Object Micro-arteriovenous malformations (mAVMs) represent about 8%–10% of surgically treated brain AVMs, and may be an unrecognized etiology of intracerebral hemorrhages of unknown origin. The aim of our study was to assess the diagnostic value of intra-arterial cone-beam CT angiography (IA-CBCTA) relative to digital subtraction angiography (DSA) in the diagnosis, anatomic identification and localization of intracranial mAVMs. Additionally, we assessed the clinical presentation, radiological features and management of mAVMs
Material and methods We performed a retrospective review of all diagnosed mAVMs (defined as AVMs with <1 cm nidus) from our institution’s neurointerventional database from 2010–2016. Two blinded interventional neuroradiology observers scored DSA and IA-CBCTA images of mAVMs based on a qualitative scale from 0–2 (2: excellent/good visibility; 1: Poor/relevant visibility with restrictions; 0: non-diagnostic) for the following parameters: detection of arterial feeders, venous drainers and subtle nidal components. For evaluation of IA-CBCTA treatment planning efficacy, two vascular neurosurgeons reported their presumed treatment strategy at the end of DSA and IA-CBCTA of the last follow up imaging study before the definitive management, and scored the adjunctive value of IA-CBCTA according to a scale of 0–2 (2: altered treatment plan, 1: more confident treatment plan, or 0: no value). Inter-observer agreements between the two readers for qualitative image criteria and the two neurosurgeons for IA-CBCTA treatment efficacy were assessed using Kendall’s τ coefficient. Wilcoxon’s test was used to compare scores of image quality parameters, as appropriate.

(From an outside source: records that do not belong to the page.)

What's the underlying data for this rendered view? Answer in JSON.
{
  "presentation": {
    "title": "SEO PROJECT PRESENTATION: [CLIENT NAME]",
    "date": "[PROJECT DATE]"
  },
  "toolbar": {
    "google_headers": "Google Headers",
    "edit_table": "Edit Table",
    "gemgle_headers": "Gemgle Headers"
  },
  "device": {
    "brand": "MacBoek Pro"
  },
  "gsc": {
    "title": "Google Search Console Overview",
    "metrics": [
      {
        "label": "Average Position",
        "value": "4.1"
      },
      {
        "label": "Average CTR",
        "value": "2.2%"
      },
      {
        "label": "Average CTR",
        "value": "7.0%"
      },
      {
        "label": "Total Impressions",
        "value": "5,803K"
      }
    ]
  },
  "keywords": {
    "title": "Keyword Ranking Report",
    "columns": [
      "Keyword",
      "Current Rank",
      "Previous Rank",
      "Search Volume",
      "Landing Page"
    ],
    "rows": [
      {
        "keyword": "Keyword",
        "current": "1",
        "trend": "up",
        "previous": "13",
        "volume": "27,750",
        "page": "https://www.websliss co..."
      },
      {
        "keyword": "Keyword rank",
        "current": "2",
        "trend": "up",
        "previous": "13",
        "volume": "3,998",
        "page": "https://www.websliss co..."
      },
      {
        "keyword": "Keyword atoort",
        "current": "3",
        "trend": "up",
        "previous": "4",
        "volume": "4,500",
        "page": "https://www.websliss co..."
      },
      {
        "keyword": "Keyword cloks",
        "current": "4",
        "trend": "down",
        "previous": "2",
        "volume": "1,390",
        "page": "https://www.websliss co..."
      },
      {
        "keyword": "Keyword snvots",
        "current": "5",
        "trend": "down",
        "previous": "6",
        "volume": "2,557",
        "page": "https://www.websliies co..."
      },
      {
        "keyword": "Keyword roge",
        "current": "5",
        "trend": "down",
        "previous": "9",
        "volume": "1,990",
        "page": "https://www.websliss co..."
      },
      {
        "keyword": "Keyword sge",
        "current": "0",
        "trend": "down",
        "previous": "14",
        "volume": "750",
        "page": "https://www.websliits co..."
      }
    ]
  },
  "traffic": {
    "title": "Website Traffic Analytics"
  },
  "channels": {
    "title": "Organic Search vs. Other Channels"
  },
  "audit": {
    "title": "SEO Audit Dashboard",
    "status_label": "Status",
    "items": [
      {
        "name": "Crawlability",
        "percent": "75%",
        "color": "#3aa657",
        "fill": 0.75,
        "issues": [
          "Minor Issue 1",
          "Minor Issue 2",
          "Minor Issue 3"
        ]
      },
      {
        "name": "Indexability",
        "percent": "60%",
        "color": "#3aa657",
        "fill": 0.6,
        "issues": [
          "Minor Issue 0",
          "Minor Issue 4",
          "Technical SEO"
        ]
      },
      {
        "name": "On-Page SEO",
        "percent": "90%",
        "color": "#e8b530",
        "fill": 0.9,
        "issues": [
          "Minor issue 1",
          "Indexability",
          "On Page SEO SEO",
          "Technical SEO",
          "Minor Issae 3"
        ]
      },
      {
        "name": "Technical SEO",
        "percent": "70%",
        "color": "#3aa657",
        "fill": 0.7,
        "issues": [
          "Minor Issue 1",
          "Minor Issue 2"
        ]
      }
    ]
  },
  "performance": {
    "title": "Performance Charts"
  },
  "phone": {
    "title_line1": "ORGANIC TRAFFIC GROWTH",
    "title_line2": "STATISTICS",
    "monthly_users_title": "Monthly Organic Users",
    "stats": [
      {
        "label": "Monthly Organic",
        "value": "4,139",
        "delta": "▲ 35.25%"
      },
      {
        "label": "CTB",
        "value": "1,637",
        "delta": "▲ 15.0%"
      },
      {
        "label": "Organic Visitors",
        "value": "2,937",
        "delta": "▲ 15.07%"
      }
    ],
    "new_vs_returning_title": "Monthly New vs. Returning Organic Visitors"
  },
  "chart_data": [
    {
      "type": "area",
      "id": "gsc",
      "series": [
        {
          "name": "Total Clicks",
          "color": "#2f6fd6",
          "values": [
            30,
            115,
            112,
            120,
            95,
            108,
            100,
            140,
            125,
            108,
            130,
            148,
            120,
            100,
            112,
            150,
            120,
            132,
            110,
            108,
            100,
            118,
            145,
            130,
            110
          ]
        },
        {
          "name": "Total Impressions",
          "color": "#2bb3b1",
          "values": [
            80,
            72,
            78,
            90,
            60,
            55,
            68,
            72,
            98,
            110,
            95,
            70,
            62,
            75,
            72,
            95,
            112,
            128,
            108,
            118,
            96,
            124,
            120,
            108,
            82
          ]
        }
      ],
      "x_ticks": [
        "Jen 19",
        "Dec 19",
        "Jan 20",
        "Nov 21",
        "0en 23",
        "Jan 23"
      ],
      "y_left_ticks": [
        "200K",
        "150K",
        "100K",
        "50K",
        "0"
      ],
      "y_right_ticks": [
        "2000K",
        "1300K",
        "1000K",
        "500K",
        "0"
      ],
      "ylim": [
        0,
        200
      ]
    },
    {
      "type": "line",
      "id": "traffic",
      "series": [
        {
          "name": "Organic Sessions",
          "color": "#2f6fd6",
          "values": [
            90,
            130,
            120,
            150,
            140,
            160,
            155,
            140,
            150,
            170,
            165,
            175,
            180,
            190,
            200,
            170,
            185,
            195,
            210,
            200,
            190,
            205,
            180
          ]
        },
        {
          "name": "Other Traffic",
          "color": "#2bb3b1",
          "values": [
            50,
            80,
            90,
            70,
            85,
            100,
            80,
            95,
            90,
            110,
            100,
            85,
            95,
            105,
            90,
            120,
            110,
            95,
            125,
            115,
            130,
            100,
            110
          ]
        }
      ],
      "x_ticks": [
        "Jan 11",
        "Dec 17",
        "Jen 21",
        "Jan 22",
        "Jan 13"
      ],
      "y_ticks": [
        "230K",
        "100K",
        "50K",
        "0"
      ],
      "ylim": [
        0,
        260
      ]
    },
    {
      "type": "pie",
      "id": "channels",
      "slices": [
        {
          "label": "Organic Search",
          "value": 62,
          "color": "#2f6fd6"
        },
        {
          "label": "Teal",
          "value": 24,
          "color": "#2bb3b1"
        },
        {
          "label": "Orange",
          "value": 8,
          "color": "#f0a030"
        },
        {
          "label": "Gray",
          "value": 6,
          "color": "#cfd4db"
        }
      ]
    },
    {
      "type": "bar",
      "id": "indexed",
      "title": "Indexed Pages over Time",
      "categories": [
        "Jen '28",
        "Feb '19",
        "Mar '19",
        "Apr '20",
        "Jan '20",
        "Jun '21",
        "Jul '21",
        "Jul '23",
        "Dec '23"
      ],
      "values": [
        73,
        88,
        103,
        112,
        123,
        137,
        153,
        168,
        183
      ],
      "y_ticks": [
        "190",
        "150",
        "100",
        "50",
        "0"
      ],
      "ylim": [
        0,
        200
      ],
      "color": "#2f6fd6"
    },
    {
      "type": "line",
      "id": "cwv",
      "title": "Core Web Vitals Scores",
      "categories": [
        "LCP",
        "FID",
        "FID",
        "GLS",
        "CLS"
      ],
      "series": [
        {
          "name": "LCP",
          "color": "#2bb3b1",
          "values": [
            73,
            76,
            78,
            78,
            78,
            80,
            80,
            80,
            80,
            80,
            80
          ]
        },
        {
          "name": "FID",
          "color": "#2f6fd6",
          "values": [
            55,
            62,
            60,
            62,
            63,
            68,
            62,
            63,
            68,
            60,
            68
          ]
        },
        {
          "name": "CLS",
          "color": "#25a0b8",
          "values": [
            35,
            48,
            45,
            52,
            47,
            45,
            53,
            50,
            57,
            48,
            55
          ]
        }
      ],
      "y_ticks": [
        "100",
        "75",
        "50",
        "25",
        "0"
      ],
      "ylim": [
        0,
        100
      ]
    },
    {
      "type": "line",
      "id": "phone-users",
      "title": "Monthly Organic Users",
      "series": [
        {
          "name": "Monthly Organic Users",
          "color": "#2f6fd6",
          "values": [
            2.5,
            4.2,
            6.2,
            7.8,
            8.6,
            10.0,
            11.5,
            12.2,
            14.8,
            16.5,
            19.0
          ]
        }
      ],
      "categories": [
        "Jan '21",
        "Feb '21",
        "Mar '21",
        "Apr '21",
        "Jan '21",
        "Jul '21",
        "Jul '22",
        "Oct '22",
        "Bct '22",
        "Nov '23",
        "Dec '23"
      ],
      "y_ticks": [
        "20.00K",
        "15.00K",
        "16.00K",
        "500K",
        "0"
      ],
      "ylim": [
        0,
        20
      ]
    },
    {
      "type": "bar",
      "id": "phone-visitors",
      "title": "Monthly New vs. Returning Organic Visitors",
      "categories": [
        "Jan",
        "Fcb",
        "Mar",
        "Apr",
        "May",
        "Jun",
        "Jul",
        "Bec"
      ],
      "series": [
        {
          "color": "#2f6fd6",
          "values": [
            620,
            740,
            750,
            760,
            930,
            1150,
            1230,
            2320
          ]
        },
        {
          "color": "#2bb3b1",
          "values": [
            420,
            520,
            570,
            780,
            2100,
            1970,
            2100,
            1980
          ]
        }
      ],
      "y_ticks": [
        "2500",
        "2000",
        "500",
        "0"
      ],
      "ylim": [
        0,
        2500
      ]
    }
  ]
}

Results Ten patients (6F:4M; mean age 43±19; range 10–69 years) harbored mAVMs with 9/10 patients (90%) presenting with neurological deficits and 8/10 patients presenting with intracerebral hemorrhages (80%) (Mean volume 20.3 mL, range 0.5–55.5 mL). Following image analysis, both observers assigned significantly higher scores to IA-CBCTA for overall diagnostic value (both observers: p<0.05, observer 1: p=0.004, observer 2: p=0.016). Although no significant differences were seen between DSA and IA-CBCTA scores (low relative IA-CBCTA efficacy value) when evaluating venous drainage (observer 1: p=0.157, observer 2: p=0.564), both observers assigned significantly higher scores to IA-CBCTA (high relative IA-CBCTA efficacy value) when evaluating arterial feeders (observer 1: p=0.02, observer 2: p=0.03) and the micro-nidus (observer1: p=0.006, observer 2: p=0.009). Only 1/10 patients were definitively diagnosed harboring a micro-nidus by DSA alone by both observers. There were inter-observer differences in DSA grading of the micro-nidus resulting in fair agreement (τ=0.47), but perfect agreement with IA-CBCTA (both observers graded 2 for all the micro-nidi). Both neurosurgeons agreed that integrating the IA-CBCTA data in the neuro-navigation system would allow more confident localization and microsurgical resection/stereotactic radiotherapy. The agreement between the two neurosurgeons for the treatment planning efficacy of IA-CBCTA was good (τ=0.73).
Conclusions Micro-AVMs are often occult neurovascular lesions that are diagnosed after the presentation of an intracranial hemorrhage, and/or neurological deficits. Intra-arterial CBCTA improves the diagnostic identification and anatomic delineation of mAVMs, with the potential to improve microsurgical or stereotactic radiation treatment planning.
Disclosures A. Al-Smadi: None. A. Elmokadem: None. A. Honarmand: None. A. Shaibani: None. M. Hurley: None. M. Potts: None. B. Jahromi: None. S. Anasari: None.